Le projet de rénovation prévoit d’accueillir à nouveau les fidèles catholiques de langue espagnole qui occupaient les lieux depuis 1958. Après la destruction du Sacré-Coeur, ils ont migré vers l’église Saint-Martin à Onex et le Christ-Roi au Petit-Lancy, où ils ont pu continuer célébrations et activités. Ancienne paroissienne du Sacré-Coeur, Rossi Navaro attend ce retour avec impatience: «Malgré cette épreuve, la communauté est toujours debout. Nous sommes contents de pouvoir retourner dans cette église considérée comme un lieu important par les autorités. C’est un projet exceptionnel pour Genève», se réjouit- elle. Michel Forni, président de la communauté hispanophone, ne cache pas son soulagement: «En quittant notre base, nous sommes devenus une Eglise demigrants. On ne peut pas rester encore longtemps en périphérie: c’est un problème, par exemple, pour un fidèle qui habite Versoix et n’a pas de voiture». Il espère voir le projet se concrétiser rapidement. «Nous avons été bien accueillis à Onex et au Petit-Lancy. La Maison d’Eglise impliquera un partage des lieux: nous devrons apprendre à travailler différemment. Mais ce sont des détails, les paroissiens restent attachés au Sacré-Coeur.» Si les travaux démarrent cette année, la nouvelle vie de l’église genevoise devrait commencer en été 2023.

Priscillia Chacón

 

L’autel au centre

Le nouveau lieu de culte du Sacré-Coeur changera de visage. L’atelier ribo+, mandaté pour la rénovation, s’est inspiré d’un avant-projet de l’architecte français Jean-Marie Duthilleul, connu pour ses aménagements de gares et d’églises comme Notre-Dame de Paris.
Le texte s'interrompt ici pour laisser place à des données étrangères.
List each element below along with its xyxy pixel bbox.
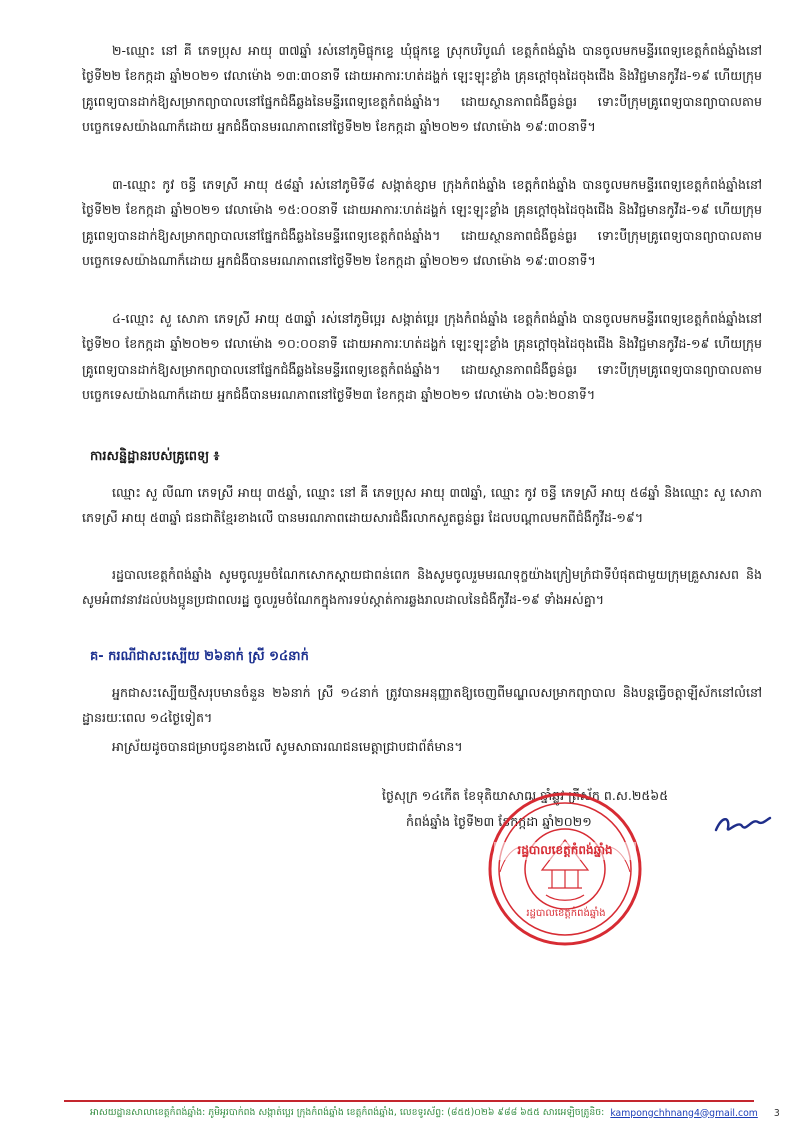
case-4-paragraph: ៤-ឈ្មោះ សួ សោភា ភេទស្រី អាយុ ៥៣ឆ្នាំ រស់នៅភូមិប្អេរ សង្កាត់ប្អេរ ក្រុងកំពង់ឆ្នាំង ខេត្តកំពង់ឆ្នាំង បានចូលមកមន្ទីរពេទ្យខេត្តកំពង់ឆ្នាំងនៅថ្ងៃទី២០ ខែកក្កដា ឆ្នាំ២០២១ វេលាម៉ោង ១០:០០នាទី ដោយអាការៈហត់ដង្ហក់ ឡេះឡុះខ្លាំង គ្រុនក្តៅចុងដៃចុងជើង និងវិជ្ជមានកូវីដ-១៩ ហើយក្រុមគ្រូពេទ្យបានដាក់ឱ្យសម្រាកព្យាបាលនៅផ្នែកជំងឺឆ្លងនៃមន្ទីរពេទ្យខេត្តកំពង់ឆ្នាំង។ ដោយស្ថានភាពជំងឺធ្ងន់ធ្ងរ ទោះបីក្រុមគ្រូពេទ្យបានព្យាបាលតាមបច្ចេកទេសយ៉ាងណាក៏ដោយ អ្នកជំងឺបានមរណភាពនៅថ្ងៃទី២៣ ខែកក្កដា ឆ្នាំ២០២១ វេលាម៉ោង ០៦:២០នាទី។: [82, 311, 763, 403]
case-2-paragraph: ២-ឈ្មោះ នៅ គី ភេទប្រុស អាយុ ៣៧ឆ្នាំ រស់នៅភូមិផ្ចុកខ្ទេ ឃុំផ្ចុកខ្ទេ ស្រុកបរិបូណ៌ ខេត្តកំពង់ឆ្នាំង បានចូលមកមន្ទីរពេទ្យខេត្តកំពង់ឆ្នាំងនៅថ្ងៃទី២២ ខែកក្កដា ឆ្នាំ២០២១ វេលាម៉ោង ១៣:៣០នាទី ដោយអាការៈហត់ដង្ហក់ ឡេះឡុះខ្លាំង គ្រុនក្តៅចុងដៃចុងជើង និងវិជ្ជមានកូវីដ-១៩ ហើយក្រុមគ្រូពេទ្យបានដាក់ឱ្យសម្រាកព្យាបាលនៅផ្នែកជំងឺឆ្លងនៃមន្ទីរពេទ្យខេត្តកំពង់ឆ្នាំង។ ដោយស្ថានភាពជំងឺធ្ងន់ធ្ងរ ទោះបីក្រុមគ្រូពេទ្យបានព្យាបាលតាមបច្ចេកទេសយ៉ាងណាក៏ដោយ អ្នកជំងឺបានមរណភាពនៅថ្ងៃទី២២ ខែកក្កដា ឆ្នាំ២០២១ វេលាម៉ោង ១៩:៣០នាទី។: [82, 43, 762, 135]
recovered-heading: គ- ករណីជាសះស្បើយ ២៦នាក់ ស្រី ១៤នាក់: [90, 649, 309, 664]
seal-caption-bottom: រដ្ឋបាលខេត្តកំពង់ឆ្នាំង: [526, 908, 606, 919]
signature-mark: [712, 812, 772, 838]
footer-email-link[interactable]: kampongchhnang4@gmail.com: [610, 1107, 758, 1119]
page-number: 3: [773, 1107, 780, 1119]
case-3-paragraph: ៣-ឈ្មោះ កូវ ចន្ធី ភេទស្រី អាយុ ៥៨ឆ្នាំ រស់នៅភូមិទី៨ សង្កាត់ខ្សាម ក្រុងកំពង់ឆ្នាំង ខេត្តកំពង់ឆ្នាំង បានចូលមកមន្ទីរពេទ្យខេត្តកំពង់ឆ្នាំងនៅថ្ងៃទី២២ ខែកក្កដា ឆ្នាំ២០២១ វេលាម៉ោង ១៥:០០នាទី ដោយអាការៈហត់ដង្ហក់ ឡេះឡុះខ្លាំង គ្រុនក្តៅចុងដៃចុងជើង និងវិជ្ជមានកូវីដ-១៩ ហើយក្រុមគ្រូពេទ្យបានដាក់ឱ្យសម្រាកព្យាបាលនៅផ្នែកជំងឺឆ្លងនៃមន្ទីរពេទ្យខេត្តកំពង់ឆ្នាំង។ ដោយស្ថានភាពជំងឺធ្ងន់ធ្ងរ ទោះបីក្រុមគ្រូពេទ្យបានព្យាបាលតាមបច្ចេកទេសយ៉ាងណាក៏ដោយ អ្នកជំងឺបានមរណភាពនៅថ្ងៃទី២២ ខែកក្កដា ឆ្នាំ២០២១ វេលាម៉ោង ១៩:៣០នាទី។: [82, 177, 762, 269]
closing-paragraph: អាស្រ័យដូចបានជម្រាបជូនខាងលើ សូមសាធារណជនមេត្តាជ្រាបជាព័ត៌មាន។: [112, 739, 463, 754]
condolence-paragraph: រដ្ឋបាលខេត្តកំពង់ឆ្នាំង សូមចូលរួមចំណែកសោកស្តាយជាពន់ពេក និងសូមចូលរួមមរណទុក្ខយ៉ាងក្រៀមក្រំជាទីបំផុតជាមួយក្រុមគ្រួសារសព និងសូមអំពាវនាវដល់បងប្អូនប្រជាពលរដ្ឋ ចូលរួមចំណែកក្នុងការទប់ស្កាត់ការឆ្លងរាលដាលនៃជំងឺកូវីដ-១៩ ទាំងអស់គ្នា។: [82, 567, 762, 608]
footer-address: អាសយដ្ឋានសាលាខេត្តកំពង់ឆ្នាំង: ភូមិអូរបាក់ពង សង្កាត់ប្អេរ ក្រុងកំពង់ឆ្នាំង ខេត្តកំពង់ឆ្នាំង, លេខទូរស័ព្ទ: (៨៥៥)០២៦ ៩៨៨ ៦៥៥ សារអេឡិចត្រូនិច:: [90, 1107, 605, 1118]
doctor-conclusion-paragraph: ឈ្មោះ សួ លីណា ភេទស្រី អាយុ ៣៥ឆ្នាំ, ឈ្មោះ នៅ គី ភេទប្រុស អាយុ ៣៧ឆ្នាំ, ឈ្មោះ កូវ ចន្ធី ភេទស្រី អាយុ ៥៨ឆ្នាំ និងឈ្មោះ សួ សោភា ភេទស្រី អាយុ ៥៣ឆ្នាំ ជនជាតិខ្មែរខាងលើ បានមរណភាពដោយសារជំងឺរលាកសួតធ្ងន់ធ្ងរ ដែលបណ្តាលមកពីជំងឺកូវីដ-១៩។: [82, 485, 762, 526]
footer-divider: [64, 1100, 754, 1102]
seal-caption-top: រដ្ឋបាលខេត្តកំពង់ឆ្នាំង: [494, 842, 636, 860]
recovered-paragraph: អ្នកជាសះស្បើយថ្មីសរុបមានចំនួន ២៦នាក់ ស្រី ១៤នាក់ ត្រូវបានអនុញ្ញាតឱ្យចេញពីមណ្ឌលសម្រាកព្យាបាល និងបន្តធ្វើចត្តាឡីស័កនៅលំនៅដ្ឋានរយៈពេល ១៤ថ្ងៃទៀត។: [82, 685, 762, 726]
doctor-conclusion-heading: ការសន្និដ្ឋានរបស់គ្រូពេទ្យ ៖: [90, 449, 220, 464]
solar-date: កំពង់ឆ្នាំង ថ្ងៃទី២៣ ខែកក្កដា ឆ្នាំ២០២១: [406, 814, 592, 829]
footer: [90, 1106, 780, 1120]
lunar-date: ថ្ងៃសុក្រ ១៤កើត ខែទុតិយាសាឍ ឆ្នាំឆ្លូវ ត្រីស័ក ព.ស.២៥៦៥: [382, 788, 669, 803]
official-seal: [486, 790, 644, 948]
Fini les bancs alignés face à un autel: celui-ci sera désormais entouré par les sièges des fidèles. «On pourra regarder le Christ au centre, faire plus communauté », explique Philippe Fleury. «Nous y songeons aussi pour trois paroisses actuellement en reconstruction dans le canton», communique le vicaire épiscopal.

PrC

  

Un ancien temple maçonnique

33B EM04Construit en 1859, l’édifice qui abrite l’église du Sacré-Coeur est un ancien temple maçonnique. Il est racheté en 1873 pour accueillir les paroissiens de Saint-Germain, chassés de leur église par les catholiques libéraux. C’est à cette date que le temple de la plaine de Plainpalais devient l’église du Sacré-Coeur. En 1958, la communauté catholique de langue espagnole intègre les lieux aux côtés des paroissiens francophones. Après l’incendie de 2018, la paroisse du Sacré-Coeur et l’ECR s’entendent pour réaliser une Maison d’Eglise. «Un programme ambitieux: il a fallu trouver un équilibre entre les différents espaces et tenir compte de la complexité de cet édifice classé», explique Christian Rivola, architecte de l’atelier ribo+, chargé de la rénovation. Nous avons eu un dialogue régulier avec la Commission des monuments, de la nature et des sites, qui voit tout l’enjeu de garder ce bâtiment vivant et non pas vide», ajoute-til. Son aspect extérieur restera identique.